7. All gas without brake
All Gas No Brakes are like Louis Theroux’s cousin to the internet’s pimples. Andrew Callaghan manages to infiltrate exotic communities (Flat Earthers, Bigfoot hunters, SneakerCon) and loan ordinary people to share their thoughts, without judgment. This is one of his first and greatest expeditions, to the Talladega High Speedway.
He opens to the crowd’s cry, “Show me your eye!” — and unrelenting all along his super five-minute drive from the early 1920s, enjoying the blazing speed of cars and the endless stream of cheap beer. He’s a retarded Woodstock, baby, and this awkward East Coast embankment in a suit is perfectly positioned to capture her glory.
8. Male Sigma
The Alpha/beta/gamma/sigma male ratings are just astrology for guys who can’t get root. The defining traits of a male Sigma (or “lone wolf”) tend to be aloof, hot, masculine, popular, and sexually competent, while also looking to be uninterested in any of these things. He is an outsider, someone who has managed to evade and resist the cultural conditioning that plagues his alpha, beta, and gamma combinations.
I hope by clicking on this video, your algorithm will start feeding you more and more male sigma content because it is an absolute rabbit hole that I like to dive into at least once every two weeks. This is a classic sigma male video, in that it’s a strange mix of stock footage, an automated voice reading a text, and buffered music: an incredibly pure and mysterious click taste. Like a Sigma man, I have an “insatiable intellectual curiosity” and am so grateful that the Internet is free.
9. Gibi ASMR
Using an algorithm on YouTube is like having a forensic pathologist look at the stomach of a dead body to determine the cause of death. My digital land consists of 70% ASMR (I long for peace). Gibi ASMR is one such goat, having broadcast regularly for six years and managing to take advantage of the ever-changing landscape of whispering strolls, personal attention to POVs and object-tapping. It’s also one of the funniest ASMRtists, and this Sims-themed role-playing game is one of the most ridiculous and hilarious videos I’ve come across in pursuit of a good night’s sleep.
10. Dispatch from Belfast
I am an incredibly naive person. I was once convinced that the penis has a curved shaft of small interlocking bones within it like a spine and that when it becomes erect, all of these bones line up in one straight shaft.

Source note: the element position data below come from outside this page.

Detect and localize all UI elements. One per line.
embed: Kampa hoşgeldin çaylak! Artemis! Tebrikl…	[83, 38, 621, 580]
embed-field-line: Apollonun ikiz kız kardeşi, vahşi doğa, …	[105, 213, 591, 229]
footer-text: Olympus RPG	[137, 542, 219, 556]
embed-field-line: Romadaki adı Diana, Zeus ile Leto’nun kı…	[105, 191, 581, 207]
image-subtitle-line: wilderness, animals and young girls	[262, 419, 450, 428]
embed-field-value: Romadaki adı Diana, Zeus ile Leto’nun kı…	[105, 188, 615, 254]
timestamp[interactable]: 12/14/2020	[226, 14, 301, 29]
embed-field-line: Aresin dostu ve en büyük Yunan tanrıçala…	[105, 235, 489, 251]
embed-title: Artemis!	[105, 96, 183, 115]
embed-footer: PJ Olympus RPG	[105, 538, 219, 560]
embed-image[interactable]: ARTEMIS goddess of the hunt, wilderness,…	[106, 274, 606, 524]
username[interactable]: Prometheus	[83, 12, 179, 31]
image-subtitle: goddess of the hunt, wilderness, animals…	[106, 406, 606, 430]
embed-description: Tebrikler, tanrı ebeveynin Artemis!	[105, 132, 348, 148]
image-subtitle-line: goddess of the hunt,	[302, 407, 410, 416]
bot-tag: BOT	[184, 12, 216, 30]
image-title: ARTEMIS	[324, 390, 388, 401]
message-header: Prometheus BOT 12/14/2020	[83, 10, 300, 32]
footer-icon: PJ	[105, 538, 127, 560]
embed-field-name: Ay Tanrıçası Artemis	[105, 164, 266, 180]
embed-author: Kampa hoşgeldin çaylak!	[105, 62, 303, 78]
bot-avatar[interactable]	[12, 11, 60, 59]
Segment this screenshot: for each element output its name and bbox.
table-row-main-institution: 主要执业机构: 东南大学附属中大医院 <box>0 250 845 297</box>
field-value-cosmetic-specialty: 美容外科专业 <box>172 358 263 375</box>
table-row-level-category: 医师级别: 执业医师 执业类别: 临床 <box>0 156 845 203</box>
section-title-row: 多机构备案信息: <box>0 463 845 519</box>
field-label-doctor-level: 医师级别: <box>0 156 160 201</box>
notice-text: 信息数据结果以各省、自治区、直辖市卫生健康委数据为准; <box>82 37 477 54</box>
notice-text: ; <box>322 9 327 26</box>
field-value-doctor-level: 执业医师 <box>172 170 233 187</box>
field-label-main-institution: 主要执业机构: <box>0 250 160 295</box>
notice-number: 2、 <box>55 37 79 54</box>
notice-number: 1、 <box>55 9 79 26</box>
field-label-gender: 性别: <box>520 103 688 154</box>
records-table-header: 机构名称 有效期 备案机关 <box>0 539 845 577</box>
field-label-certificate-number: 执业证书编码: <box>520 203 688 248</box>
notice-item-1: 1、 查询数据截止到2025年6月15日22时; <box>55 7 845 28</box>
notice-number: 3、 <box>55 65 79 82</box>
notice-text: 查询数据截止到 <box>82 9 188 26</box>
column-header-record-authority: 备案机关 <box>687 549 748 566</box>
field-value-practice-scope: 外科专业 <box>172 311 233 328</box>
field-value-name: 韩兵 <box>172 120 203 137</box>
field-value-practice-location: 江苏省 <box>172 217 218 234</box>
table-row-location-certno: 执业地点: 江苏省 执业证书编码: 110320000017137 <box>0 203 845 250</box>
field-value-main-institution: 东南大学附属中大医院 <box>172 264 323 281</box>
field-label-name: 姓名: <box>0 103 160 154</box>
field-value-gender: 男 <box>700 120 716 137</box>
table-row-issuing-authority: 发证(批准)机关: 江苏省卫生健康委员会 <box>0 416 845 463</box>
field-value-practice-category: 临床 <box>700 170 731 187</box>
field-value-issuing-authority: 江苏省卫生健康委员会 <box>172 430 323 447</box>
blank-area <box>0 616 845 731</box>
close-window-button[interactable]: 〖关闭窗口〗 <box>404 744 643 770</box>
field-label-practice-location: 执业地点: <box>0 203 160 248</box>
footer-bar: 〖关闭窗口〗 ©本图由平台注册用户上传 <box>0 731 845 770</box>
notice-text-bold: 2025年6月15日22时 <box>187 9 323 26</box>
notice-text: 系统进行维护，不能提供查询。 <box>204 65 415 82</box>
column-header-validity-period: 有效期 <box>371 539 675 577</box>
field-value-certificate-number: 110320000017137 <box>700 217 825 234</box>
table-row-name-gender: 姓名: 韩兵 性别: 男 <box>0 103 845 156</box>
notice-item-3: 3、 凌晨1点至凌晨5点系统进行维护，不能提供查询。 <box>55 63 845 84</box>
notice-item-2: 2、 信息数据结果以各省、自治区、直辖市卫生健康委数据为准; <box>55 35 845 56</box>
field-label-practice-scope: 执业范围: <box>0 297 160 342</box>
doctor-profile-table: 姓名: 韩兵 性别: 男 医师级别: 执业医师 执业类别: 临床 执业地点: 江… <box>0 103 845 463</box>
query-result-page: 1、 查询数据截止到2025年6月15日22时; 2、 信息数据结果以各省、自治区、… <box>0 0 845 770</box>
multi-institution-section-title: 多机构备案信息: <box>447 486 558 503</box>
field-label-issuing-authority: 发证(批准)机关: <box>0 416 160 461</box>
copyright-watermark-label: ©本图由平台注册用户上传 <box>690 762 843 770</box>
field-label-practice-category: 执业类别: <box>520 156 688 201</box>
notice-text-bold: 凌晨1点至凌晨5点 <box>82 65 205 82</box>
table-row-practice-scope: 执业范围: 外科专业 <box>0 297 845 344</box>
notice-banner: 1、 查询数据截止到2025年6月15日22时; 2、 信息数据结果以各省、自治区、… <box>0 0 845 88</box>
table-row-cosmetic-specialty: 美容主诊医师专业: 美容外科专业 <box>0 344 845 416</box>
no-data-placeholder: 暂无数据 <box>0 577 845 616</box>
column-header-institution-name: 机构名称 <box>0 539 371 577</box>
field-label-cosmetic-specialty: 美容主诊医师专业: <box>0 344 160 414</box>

Anyway, when I first saw this video, I honestly thought it was sending a British reporter from Belfast until I found the original footage and the voiceover. This spelling is very elaborate and much funnier if you suspend your disbelief and let it be real. I’ve apparently incorporated the Ulster-Scots phrase “Ah, gee! into everyday parlance, I highly recommend that you do the same.”